Note: Have you noticed the Repository in the constructor? That’s an interface too. This is an example of “dependency injection”: Allowing other objects to “inject” a Repository in the ViewModel.

You’ll need to create interfaces for all components of the MVVM, not just the ViewModel.

But how can you prevent users of your code from using the implementation? There are a couple of ways to create this constraint.

One method is to make the implementation class internal. Then, provide a public Factory that always returns a reference to the Interface type. This way, the implementation never leaves the module.

Consider this BasicLocationProvider that might be used within a ViewModel:

class BasicLocationProvider: LocationProvider {
  val location: Location? = null

  fun refreshLocation() {
    // TODO trigger a location refresh in Android
  }
}

This code stores and exposes a location, and includes a method to refresh that location. You need to protect it from pesky developers who will use the implementation all over the code. First, declare the interface:

interface LocationProvider {
  fun refreshLocation()
  val location: Location?
}

Then, make sure that the class implements the interface and declare it internal:

internal class BasicLocationProvider: LocationProvider {
  override val location: Location?
    get() = null

  override fun refreshLocation() {
    // TODO trigger a location refresh in Android
  }
}

Lastly, create a Factory object that offers a LocationProvider to anyone interested:

object LocationProviderFactory {
  val locationProvider: LocationProvider =
    BasicLocationProvider()
}

With these modifications, the implementation of BasicLocationProvider is well-protected from users of the class.

Most Dependency Injection frameworks have an easier way of doing this. For example, in Dagger, you can expose the @Module, but keep the implementation classes internal.

When it comes to testing, constructors will receive mock objects that implement the interfaces. This makes testing the code easier. Testing frameworks and libraries let you easily create mock objects in order to control the input.

Testing Each Component

Now take a moment to review how you test each of the components covered so far.
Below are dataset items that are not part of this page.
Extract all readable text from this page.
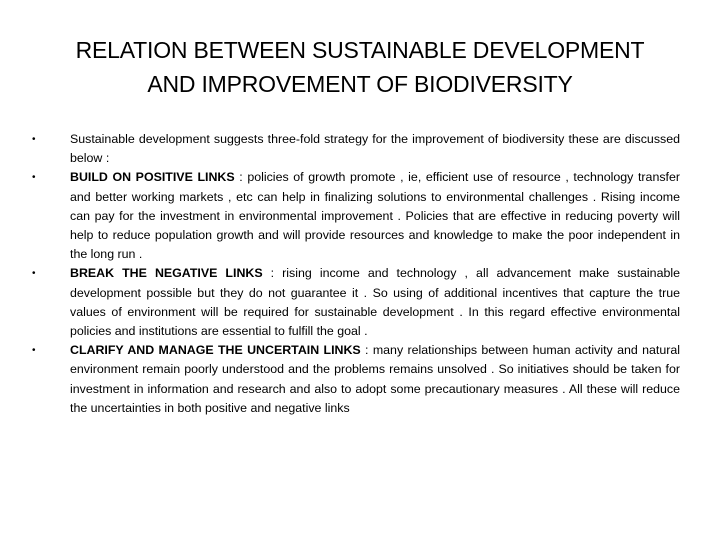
RELATION BETWEEN SUSTAINABLE DEVELOPMENT
AND IMPROVEMENT OF BIODIVERSITY
•	Sustainable development suggests three-fold strategy for the improvement of biodiversity these are discussed below :
•	BUILD ON POSITIVE LINKS : policies of growth promote , ie, efficient use of resource , technology transfer and better working markets , etc can help in finalizing solutions to environmental challenges . Rising income can pay for the investment in environmental improvement . Policies that are effective in reducing poverty will help to reduce population growth and will provide resources and knowledge to make the poor independent in the long run .
•	BREAK THE NEGATIVE LINKS : rising income and technology , all advancement make sustainable development possible but they do not guarantee it . So using of additional incentives that capture the true values of environment will be required for sustainable development . In this regard effective environmental policies and institutions are essential to fulfill the goal .
•	CLARIFY AND MANAGE THE UNCERTAIN LINKS : many relationships between human activity and natural environment remain poorly understood and the problems remains unsolved . So initiatives should be taken for investment in information and research and also to adopt some precautionary measures . All these will reduce the uncertainties in both positive and negative links
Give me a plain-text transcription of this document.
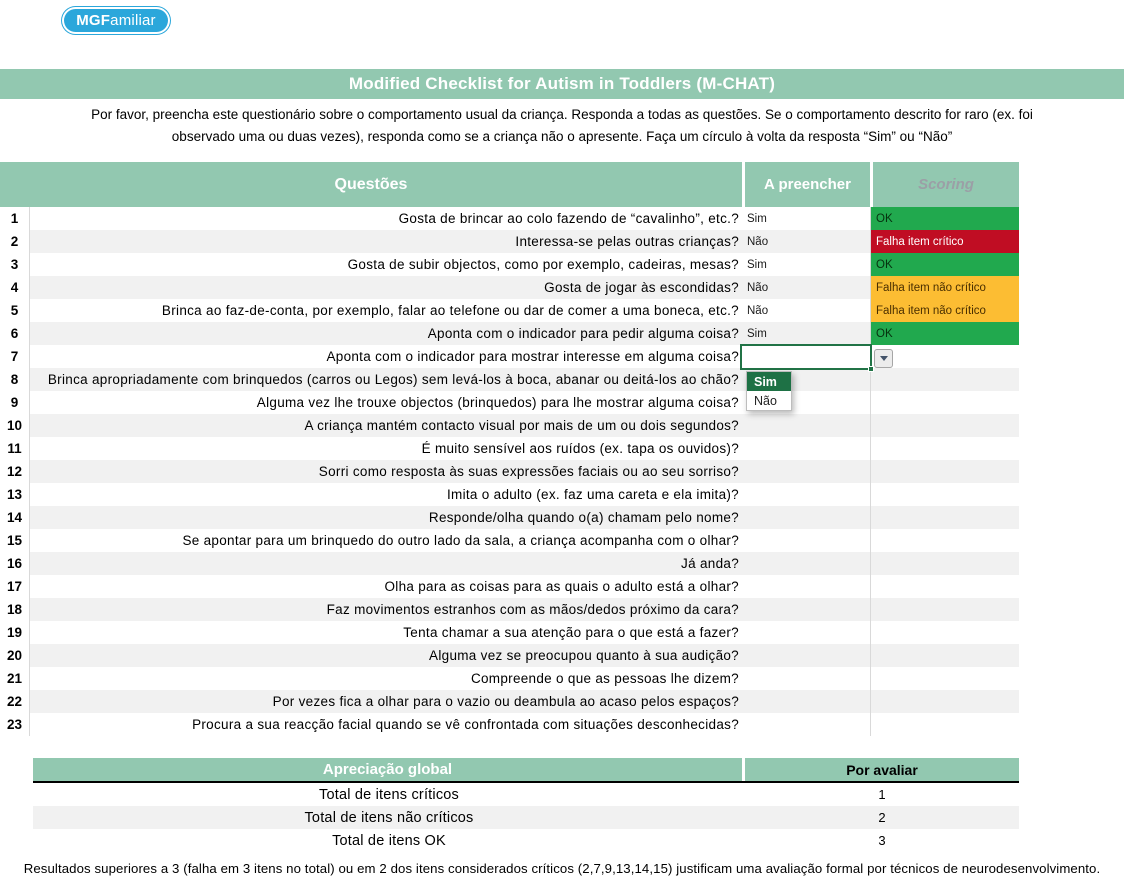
MGF amiliar
Modified Checklist for Autism in Toddlers (M-CHAT)
Por favor, preencha este questionário sobre o comportamento usual da criança. Responda a todas as questões. Se o comportamento descrito for raro (ex. foi
observado uma ou duas vezes), responda como se a criança não o apresente. Faça um círculo à volta da resposta “Sim” ou “Não”
Questões	A preencher	Scoring
1	Gosta de brincar ao colo fazendo de “cavalinho”, etc.? Sim	OK
2	Interessa-se pelas outras crianças? Não	Falha item crítico
3	Gosta de subir objectos, como por exemplo, cadeiras, mesas? Sim	OK
4	Gosta de jogar às escondidas? Não	Falha item não crítico
5	Brinca ao faz-de-conta, por exemplo, falar ao telefone ou dar de comer a uma boneca, etc.? Não	Falha item não crítico
6	Aponta com o indicador para pedir alguma coisa? Sim	OK
7	Aponta com o indicador para mostrar interesse em alguma coisa?
8	Brinca apropriadamente com brinquedos (carros ou Legos) sem levá-los à boca, abanar ou deitá-los ao chão?
9	Alguma vez lhe trouxe objectos (brinquedos) para lhe mostrar alguma coisa?
10	A criança mantém contacto visual por mais de um ou dois segundos?
11	É muito sensível aos ruídos (ex. tapa os ouvidos)?
12	Sorri como resposta às suas expressões faciais ou ao seu sorriso?
13	Imita o adulto (ex. faz uma careta e ela imita)?
14	Responde/olha quando o(a) chamam pelo nome?
15	Se apontar para um brinquedo do outro lado da sala, a criança acompanha com o olhar?
16	Já anda?
17	Olha para as coisas para as quais o adulto está a olhar?
18	Faz movimentos estranhos com as mãos/dedos próximo da cara?
19	Tenta chamar a sua atenção para o que está a fazer?
20	Alguma vez se preocupou quanto à sua audição?
21	Compreende o que as pessoas lhe dizem?
22	Por vezes fica a olhar para o vazio ou deambula ao acaso pelos espaços?
23	Procura a sua reacção facial quando se vê confrontada com situações desconhecidas?
Sim
Não
Apreciação global	Por avaliar
Total de itens críticos	1
Total de itens não críticos	2
Total de itens OK	3
Resultados superiores a 3 (falha em 3 itens no total) ou em 2 dos itens considerados críticos (2,7,9,13,14,15) justificam uma avaliação formal por técnicos de neurodesenvolvimento.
• View: This is the simplest component in MVVM. It doesn’t know about any other component and it doesn’t control anything. Testing the View is also simple. First, provide some controlled data just like a ViewModel would. Then, check the visual results. Voilà!
• Model: This is usually simple to test also. The Model has no knowledge about the external world so you have complete control over it. All you have to do is to call “execute” methods on a Model object and then check the results with query method calls.
• ViewModel: Testing this component is a little tricky. You have to mock the Model and call methods on the ViewModel. After that, check that the data available for the View is correct. You can also check that the methods called on the mock Model are correct. If the ViewModel depends on other components, you need to mock those as well. Still, testing the ViewModel is easier than testing the components of any of the previously mentioned design patterns.